Идрис узнал также, что почти все египетские отряды стоят со стороны Нубийской пустыни, то есть на правом, восточном берегу Нила. Чтоб избежать встречи с ними, нужно было держаться левого берега и объезжать более крупные города и селения. Это, правда, значительно удлиняло путь, так как, начиная от Вади-Гальфы, река образует огромную дугу, спускающуюся далеко на юг, а затем опять сворачивающую на северо-восток, до Абу-Хаммеда, где она опять принимает прямое южное направление; но зато этот левый берег, особенно от оазиса Селима, почти совершенно никем не охранялся, и путь протекал для суданцев довольно весело в обществе присоединившихся новых попутчиков, при обилии воды и припасов. Миновав третий водопад, они перестали даже торопиться и ехали только по ночам, прячась днем среди песчаных холмов и ущелий, которыми была изрезана пустыня. Над ними простиралось безоблачное небо, серое над горизонтом, а посредине выпуклое, точно огромный купол, тихое и спокойное. Но с каждым днем, по мере того как они подвигались на юг, жара становилась все невыносимее, и даже в ущельях, в глубокой тени, и люди и животные изнывали от зноя. Зато ночью бывало очень холодно; небо искрилось мерцающими звездами, которые группировались как бы в стада то поменьше, то побольше. Стась заметил, что это уже не те созвездия, которые сверкали по ночам над Порт-Саидом. Он часто мечтал увидеть когда-нибудь в жизни Южный Крест и наконец увидел его за Эль-Орде, но на этот раз сияние его предвещало Стасю только несчастье. В течение нескольких последних ночей над ними сиял также печальный, рассеянный свет зодиака, серебривший после вечерней зари и до поздней ночи западный край небосклона.
XV
Через две недели после того, как караван покинул окрестности Вади-Гальфы, он вступил в страну, завоеванную уже Махди. Проскакав через холмистую пустыню Гезир, путники очутились близ Хенди, где незадолго перед тем англичане разбили наголову Музу, сына Хелу. Местность уже не была похожа на пустыню. Ни песков, ни скал не было видно. Куда ни кинешь глазом простиралась степь, поросшая частью зеленой травой, частью – кустарником, среди которого кое-где росли кущи колючих акаций, дающих известный суданский каучук, да возвышались огромные деревья набака, такие развесистые, что под их ветвями сотня людей могла найти убежище от солнца. Время от времени караван проезжал мимо высоких, похожих на столбы конических холмов – жилищ термитов, которыми усеяна вся тропическая Африка. Зелень пастбищ и акаций приятно ласкала взор после однообразного и скучного фона песков пустыни.

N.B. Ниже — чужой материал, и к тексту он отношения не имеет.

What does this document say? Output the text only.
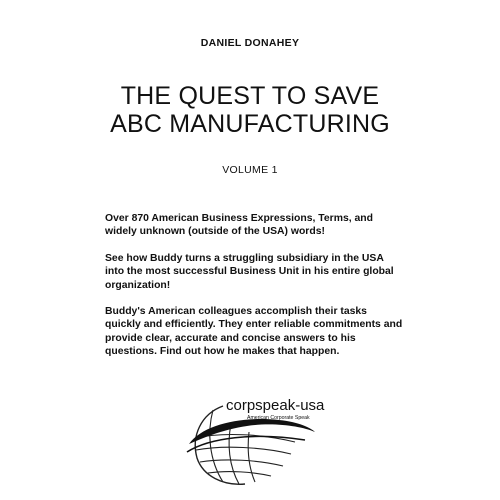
DANIEL DONAHEY
THE QUEST TO SAVE
ABC MANUFACTURING
VOLUME 1

Over 870 American Business Expressions, Terms, and widely unknown (outside of the USA) words!

See how Buddy turns a struggling subsidiary in the USA into the most successful Business Unit in his entire global organization!

Buddy's American colleagues accomplish their tasks quickly and efficiently. They enter reliable commitments and provide clear, accurate and concise answers to his questions. Find out how he makes that happen.

corpspeak-usa
American Corporate Speak
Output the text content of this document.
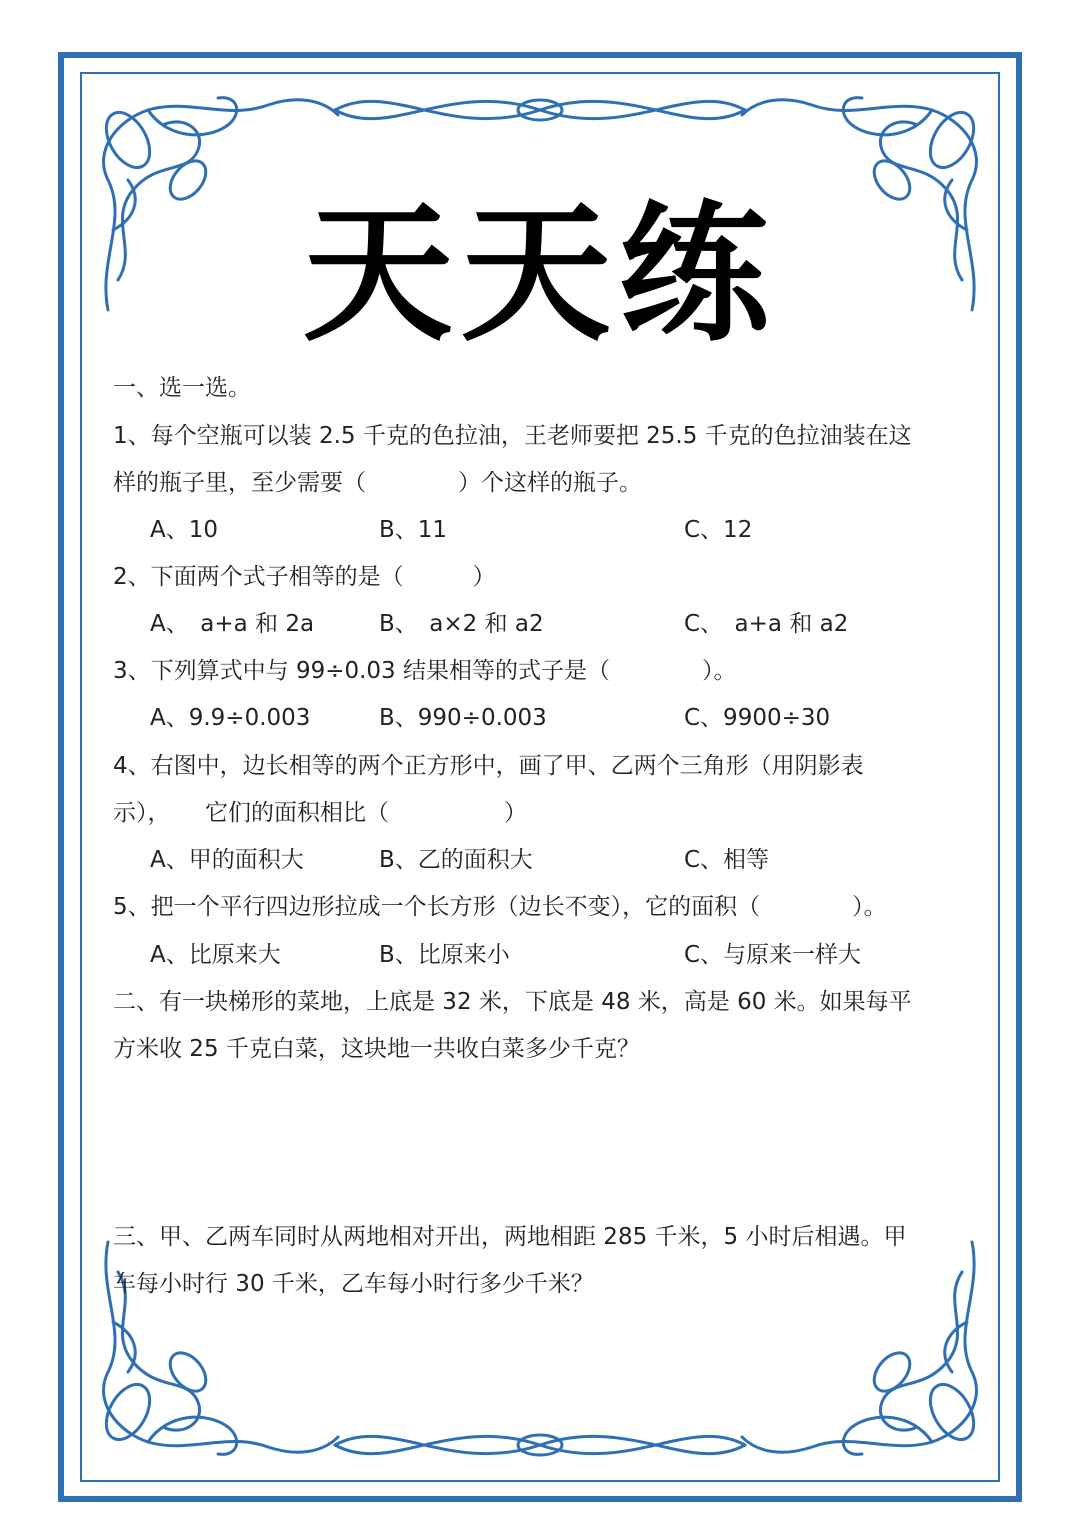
天天练
一、选一选。
1、每个空瓶可以装 2.5 千克的色拉油，王老师要把 25.5 千克的色拉油装在这
样的瓶子里，至少需要（　　　　）个这样的瓶子。
A、10	B、11	C、12
2、下面两个式子相等的是（　　　）
A、　a+a 和 2a	B、　a×2 和 a2	C、　a+a 和 a2
3、下列算式中与 99÷0.03 结果相等的式子是（　　　　）。
A、9.9÷0.003	B、990÷0.003	C、9900÷30
4、右图中，边长相等的两个正方形中，画了甲、乙两个三角形（用阴影表
示），　　它们的面积相比（　　　　　）
A、甲的面积大	B、乙的面积大	C、相等
5、把一个平行四边形拉成一个长方形（边长不变），它的面积（　　　　）。
A、比原来大	B、比原来小	C、与原来一样大
二、有一块梯形的菜地，上底是 32 米，下底是 48 米，高是 60 米。如果每平
方米收 25 千克白菜，这块地一共收白菜多少千克？
三、甲、乙两车同时从两地相对开出，两地相距 285 千米，5 小时后相遇。甲
车每小时行 30 千米，乙车每小时行多少千米？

Там, где степь превращалась в луга, паслись стада верблюдов, охраняемые вооруженными солдатами Махди. Завидев караван, последние вскакивали, как хищные птицы, подбегали к нему, окружали со всех сторон и, потрясая копьями и дротиками, с криком и визгом расспрашивали путников, откуда они, зачем едут с севера и куда направляются. Иногда они вели себя так угрожающе, что Идрис только поспешным ответом на их расспросы успевал предупреждать нападение.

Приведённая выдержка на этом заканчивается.